Enfin, ces changements ôteraient à la commission d'audit le pouvoir de signer les comptes de la FIA, ce pouvoir étant à nouveau confié au président du sénat. Ce projet de changement de règles de gouvernance de la FIA intervient alors que la l'instance dirigeante et son président sont sous le feu des critiques depuis plusieurs mois.

Lire aussi :

Des départs en série

En mars, Mohammed Ben Sulayem a été accusé par une source anonyme mais interne à la FIA d'avoir interféré dans le résultat du Grand Prix d'Arabie saoudite 2023. Ce dernier a également été accusé d'avoir incité les responsables de la FIA à ne pas certifier le circuit de Las Vegas pour son Grand Prix inaugural de l'année dernière. Les deux plaintes ont été rejetées.

La BBC affirme également que Mohammed Ben Sulayem a été confronté à des "questions concernant les finances de son bureau privé, l'établissement d'un 'fonds du président' de 1,5 million de dollars pour payer les clubs membres qui votent pour le président de la FIA". Là encore, aucune de ces accusations n'a été retenue.

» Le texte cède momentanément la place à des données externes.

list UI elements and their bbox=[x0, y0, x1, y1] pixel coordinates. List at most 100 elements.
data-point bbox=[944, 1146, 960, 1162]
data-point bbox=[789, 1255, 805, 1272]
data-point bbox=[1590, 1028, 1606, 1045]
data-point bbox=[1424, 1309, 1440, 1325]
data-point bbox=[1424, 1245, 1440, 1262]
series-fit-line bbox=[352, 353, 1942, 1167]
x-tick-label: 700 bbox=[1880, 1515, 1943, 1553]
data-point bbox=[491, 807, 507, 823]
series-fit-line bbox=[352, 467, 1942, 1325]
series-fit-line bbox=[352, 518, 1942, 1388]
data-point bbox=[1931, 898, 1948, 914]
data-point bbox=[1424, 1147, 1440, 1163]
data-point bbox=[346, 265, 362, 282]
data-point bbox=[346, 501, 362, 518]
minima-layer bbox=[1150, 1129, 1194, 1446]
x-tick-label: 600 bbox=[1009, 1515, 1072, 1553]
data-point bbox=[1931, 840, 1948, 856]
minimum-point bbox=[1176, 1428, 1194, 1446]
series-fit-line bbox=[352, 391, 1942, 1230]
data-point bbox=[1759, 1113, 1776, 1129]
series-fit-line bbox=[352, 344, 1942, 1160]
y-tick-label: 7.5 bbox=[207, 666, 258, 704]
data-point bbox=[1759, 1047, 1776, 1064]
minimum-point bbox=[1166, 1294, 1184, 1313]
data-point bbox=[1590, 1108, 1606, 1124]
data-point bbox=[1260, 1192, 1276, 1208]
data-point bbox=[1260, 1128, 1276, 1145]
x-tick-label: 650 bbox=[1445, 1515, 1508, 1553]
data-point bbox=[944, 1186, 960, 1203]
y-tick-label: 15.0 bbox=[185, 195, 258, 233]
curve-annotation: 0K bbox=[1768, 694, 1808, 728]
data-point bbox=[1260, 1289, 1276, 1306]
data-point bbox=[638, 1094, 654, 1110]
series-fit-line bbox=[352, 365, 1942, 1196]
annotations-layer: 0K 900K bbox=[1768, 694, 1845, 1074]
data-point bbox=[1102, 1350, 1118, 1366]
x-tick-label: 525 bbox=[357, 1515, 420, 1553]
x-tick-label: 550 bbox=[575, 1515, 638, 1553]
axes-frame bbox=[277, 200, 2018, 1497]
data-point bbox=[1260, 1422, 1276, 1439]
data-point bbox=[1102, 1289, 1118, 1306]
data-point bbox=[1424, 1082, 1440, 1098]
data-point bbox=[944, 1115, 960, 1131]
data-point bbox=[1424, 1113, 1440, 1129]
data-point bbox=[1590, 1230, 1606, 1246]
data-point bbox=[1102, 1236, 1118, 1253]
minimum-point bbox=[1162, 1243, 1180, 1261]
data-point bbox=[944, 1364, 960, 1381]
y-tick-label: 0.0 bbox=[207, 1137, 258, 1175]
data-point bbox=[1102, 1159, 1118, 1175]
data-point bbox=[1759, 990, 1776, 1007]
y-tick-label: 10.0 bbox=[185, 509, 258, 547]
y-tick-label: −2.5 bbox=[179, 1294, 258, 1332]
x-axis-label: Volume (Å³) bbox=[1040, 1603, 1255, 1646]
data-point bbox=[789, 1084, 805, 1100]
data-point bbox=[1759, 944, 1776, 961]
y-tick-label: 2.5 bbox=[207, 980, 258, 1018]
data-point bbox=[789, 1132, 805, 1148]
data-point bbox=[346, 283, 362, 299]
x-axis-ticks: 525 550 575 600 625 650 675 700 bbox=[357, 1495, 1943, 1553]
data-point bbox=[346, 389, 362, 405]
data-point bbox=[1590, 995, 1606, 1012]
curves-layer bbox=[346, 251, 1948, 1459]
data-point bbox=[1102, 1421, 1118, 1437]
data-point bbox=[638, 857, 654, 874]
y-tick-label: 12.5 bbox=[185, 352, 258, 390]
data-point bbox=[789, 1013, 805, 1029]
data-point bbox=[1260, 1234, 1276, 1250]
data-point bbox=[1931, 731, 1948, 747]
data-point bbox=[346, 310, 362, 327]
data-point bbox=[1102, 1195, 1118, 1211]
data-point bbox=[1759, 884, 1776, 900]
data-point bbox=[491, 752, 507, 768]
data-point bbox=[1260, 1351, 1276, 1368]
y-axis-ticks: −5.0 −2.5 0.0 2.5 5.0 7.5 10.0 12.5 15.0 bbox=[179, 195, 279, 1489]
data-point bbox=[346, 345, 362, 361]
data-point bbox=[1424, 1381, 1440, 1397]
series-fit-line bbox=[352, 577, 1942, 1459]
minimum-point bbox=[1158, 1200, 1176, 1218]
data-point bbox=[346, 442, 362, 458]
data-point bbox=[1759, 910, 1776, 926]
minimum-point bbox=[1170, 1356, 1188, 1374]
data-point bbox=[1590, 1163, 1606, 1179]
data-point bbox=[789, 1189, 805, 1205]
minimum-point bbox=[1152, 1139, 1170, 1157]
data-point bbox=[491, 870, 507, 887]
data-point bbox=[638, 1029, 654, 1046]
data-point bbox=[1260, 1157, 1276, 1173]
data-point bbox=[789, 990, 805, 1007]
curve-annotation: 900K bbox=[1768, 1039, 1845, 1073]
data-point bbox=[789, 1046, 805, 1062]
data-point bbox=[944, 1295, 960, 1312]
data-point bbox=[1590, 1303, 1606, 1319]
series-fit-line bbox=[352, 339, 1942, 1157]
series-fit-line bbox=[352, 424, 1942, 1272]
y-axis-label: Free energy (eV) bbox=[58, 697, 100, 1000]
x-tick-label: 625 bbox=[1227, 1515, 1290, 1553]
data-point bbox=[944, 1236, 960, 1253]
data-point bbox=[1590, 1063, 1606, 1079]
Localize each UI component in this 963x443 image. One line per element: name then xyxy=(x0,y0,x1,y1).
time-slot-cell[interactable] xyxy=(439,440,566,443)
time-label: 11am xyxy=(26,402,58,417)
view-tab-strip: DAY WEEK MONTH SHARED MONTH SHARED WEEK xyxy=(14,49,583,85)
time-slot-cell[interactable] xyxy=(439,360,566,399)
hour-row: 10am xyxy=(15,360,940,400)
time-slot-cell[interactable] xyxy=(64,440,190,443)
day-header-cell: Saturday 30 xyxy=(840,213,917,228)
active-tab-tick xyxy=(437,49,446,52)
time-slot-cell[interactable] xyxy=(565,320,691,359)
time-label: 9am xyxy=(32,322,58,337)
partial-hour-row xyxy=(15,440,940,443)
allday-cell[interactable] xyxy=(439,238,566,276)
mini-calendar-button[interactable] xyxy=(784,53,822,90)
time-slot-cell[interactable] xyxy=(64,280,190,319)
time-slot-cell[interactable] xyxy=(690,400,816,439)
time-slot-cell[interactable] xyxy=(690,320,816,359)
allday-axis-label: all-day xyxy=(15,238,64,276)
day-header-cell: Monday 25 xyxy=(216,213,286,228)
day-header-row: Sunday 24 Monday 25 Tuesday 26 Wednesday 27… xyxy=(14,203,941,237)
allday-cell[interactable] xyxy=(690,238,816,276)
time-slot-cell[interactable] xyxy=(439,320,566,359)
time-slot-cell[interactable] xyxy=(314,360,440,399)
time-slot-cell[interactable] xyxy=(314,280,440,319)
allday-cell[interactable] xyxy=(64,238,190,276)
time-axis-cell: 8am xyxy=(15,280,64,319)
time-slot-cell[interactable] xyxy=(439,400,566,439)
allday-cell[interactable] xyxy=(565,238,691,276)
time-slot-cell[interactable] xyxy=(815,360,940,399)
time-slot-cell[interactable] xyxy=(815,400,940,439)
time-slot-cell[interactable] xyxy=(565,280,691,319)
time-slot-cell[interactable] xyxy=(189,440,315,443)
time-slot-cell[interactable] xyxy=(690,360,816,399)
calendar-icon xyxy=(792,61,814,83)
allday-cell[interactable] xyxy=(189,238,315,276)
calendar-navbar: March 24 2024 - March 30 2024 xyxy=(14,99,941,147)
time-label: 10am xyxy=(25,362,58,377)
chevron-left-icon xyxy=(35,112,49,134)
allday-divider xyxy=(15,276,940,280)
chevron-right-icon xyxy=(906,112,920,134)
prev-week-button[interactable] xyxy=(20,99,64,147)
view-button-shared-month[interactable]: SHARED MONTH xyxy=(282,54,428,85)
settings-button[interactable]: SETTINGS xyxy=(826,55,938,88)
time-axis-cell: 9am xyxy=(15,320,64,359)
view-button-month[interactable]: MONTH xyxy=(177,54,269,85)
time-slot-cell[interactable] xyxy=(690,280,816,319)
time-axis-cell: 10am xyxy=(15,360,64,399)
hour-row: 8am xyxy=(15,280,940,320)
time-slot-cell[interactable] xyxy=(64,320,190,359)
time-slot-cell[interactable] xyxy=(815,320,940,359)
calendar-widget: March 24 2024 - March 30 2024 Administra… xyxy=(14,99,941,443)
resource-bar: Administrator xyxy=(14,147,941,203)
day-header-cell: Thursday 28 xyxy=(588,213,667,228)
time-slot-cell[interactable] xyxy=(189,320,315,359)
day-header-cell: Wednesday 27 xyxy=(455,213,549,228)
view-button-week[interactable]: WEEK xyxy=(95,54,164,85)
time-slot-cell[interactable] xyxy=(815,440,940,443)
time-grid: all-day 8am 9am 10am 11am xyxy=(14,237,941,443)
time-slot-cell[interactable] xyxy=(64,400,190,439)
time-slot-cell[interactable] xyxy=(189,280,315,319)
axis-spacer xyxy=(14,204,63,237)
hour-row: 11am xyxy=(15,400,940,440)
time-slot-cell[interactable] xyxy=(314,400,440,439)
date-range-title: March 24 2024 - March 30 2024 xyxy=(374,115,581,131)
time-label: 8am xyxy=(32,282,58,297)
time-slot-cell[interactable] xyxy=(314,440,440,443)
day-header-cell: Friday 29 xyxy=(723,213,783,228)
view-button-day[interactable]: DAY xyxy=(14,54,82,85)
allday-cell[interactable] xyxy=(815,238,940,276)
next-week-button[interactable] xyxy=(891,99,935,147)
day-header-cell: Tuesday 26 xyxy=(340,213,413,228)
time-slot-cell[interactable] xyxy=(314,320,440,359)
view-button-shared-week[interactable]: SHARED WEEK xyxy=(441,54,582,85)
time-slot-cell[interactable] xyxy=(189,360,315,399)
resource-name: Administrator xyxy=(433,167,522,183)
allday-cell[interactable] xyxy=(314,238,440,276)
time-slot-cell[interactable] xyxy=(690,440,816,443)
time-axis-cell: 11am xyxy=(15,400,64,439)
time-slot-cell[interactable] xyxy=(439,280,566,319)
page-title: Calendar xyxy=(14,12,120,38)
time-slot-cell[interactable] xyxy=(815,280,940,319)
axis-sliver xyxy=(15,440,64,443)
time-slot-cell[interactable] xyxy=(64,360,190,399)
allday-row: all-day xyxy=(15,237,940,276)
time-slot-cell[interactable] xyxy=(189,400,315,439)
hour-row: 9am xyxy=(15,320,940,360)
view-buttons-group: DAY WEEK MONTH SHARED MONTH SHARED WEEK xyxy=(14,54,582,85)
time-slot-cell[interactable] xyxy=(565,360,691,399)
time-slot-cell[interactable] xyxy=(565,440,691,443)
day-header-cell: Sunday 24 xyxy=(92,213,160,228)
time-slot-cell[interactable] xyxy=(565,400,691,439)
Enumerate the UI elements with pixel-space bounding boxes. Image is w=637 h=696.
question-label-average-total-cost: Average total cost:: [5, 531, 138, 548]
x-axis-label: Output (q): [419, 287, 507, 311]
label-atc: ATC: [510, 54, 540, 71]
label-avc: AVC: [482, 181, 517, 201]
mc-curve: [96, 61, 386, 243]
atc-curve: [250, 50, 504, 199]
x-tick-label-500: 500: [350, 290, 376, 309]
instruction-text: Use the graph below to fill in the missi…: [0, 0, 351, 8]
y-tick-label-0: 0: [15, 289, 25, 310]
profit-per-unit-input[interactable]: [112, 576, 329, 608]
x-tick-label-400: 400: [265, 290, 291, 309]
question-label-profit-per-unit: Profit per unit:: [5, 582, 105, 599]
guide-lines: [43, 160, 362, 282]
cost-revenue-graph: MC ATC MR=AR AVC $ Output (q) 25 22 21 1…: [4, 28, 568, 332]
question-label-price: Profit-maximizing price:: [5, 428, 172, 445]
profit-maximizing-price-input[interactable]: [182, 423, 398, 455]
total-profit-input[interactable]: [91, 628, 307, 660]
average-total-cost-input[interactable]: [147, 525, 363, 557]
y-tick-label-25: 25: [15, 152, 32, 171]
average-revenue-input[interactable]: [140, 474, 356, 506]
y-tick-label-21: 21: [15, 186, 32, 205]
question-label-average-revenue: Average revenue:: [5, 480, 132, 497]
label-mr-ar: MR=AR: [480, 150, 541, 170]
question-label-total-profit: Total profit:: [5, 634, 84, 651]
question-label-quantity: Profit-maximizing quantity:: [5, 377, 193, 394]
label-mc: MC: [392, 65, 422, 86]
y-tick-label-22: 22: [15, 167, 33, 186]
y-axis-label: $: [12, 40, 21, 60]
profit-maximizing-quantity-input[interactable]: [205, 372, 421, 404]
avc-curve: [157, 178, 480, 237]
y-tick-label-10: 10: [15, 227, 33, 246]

Ben Sulayem, qui a licencié la semaine dernière Tim Mayer, commissaire de course de longue date de la F1 - qui dit en avoir été informé par un simple SMS - est confronté à une série de questions sur son administration. Tim Mayer a affirmé qu'il avait été licencié après que le président de la FIA se soit "offusqué" d'un appel lancé par les responsables du circuit des Amériques à la suite d'un envahissement de la piste par des fans lors du GP des États-Unis.

L'ancienne directrice générale Natalie Robyn a quitté la FIA après avoir soulevé des questions sur la gouvernance de l'organisation, ses pratiques et ses finances au sein du bureau du président. Bertrand Badre, chef du comité d'audit, et Tom Purves, membre du comité d'audit, ont tous deux été licenciés au cours de l'été. Le responsable de la conformité, Paolo Basarri, qui avait supervisé la plainte concernant l'ingérence de Ben Sulayem dans le résultat du GP saoudien, a également été licencié le mois dernier.

Un nombre important de personnes clés ont quitté l'organisation, ce qui a suscité des inquiétudes croissantes quant à la qualité du personnel demeurant au sein de la FIA.

Ces derniers mois, la BBC rapporte que la FIA a également perdu son directeur sportif, son directeur technique de la F1, son directeur numérique, son responsable des affaires commerciales et juridiques, son directeur de la gouvernance et de la réglementation, son directeur de course, le responsable de la commission des femmes dans le sport automobile, le secrétaire général de la mobilité et le directeur de la communication, ainsi que les trois plus hauts responsables des ressources humaines.

La FIA n'a pas souhaité faire de commentaires.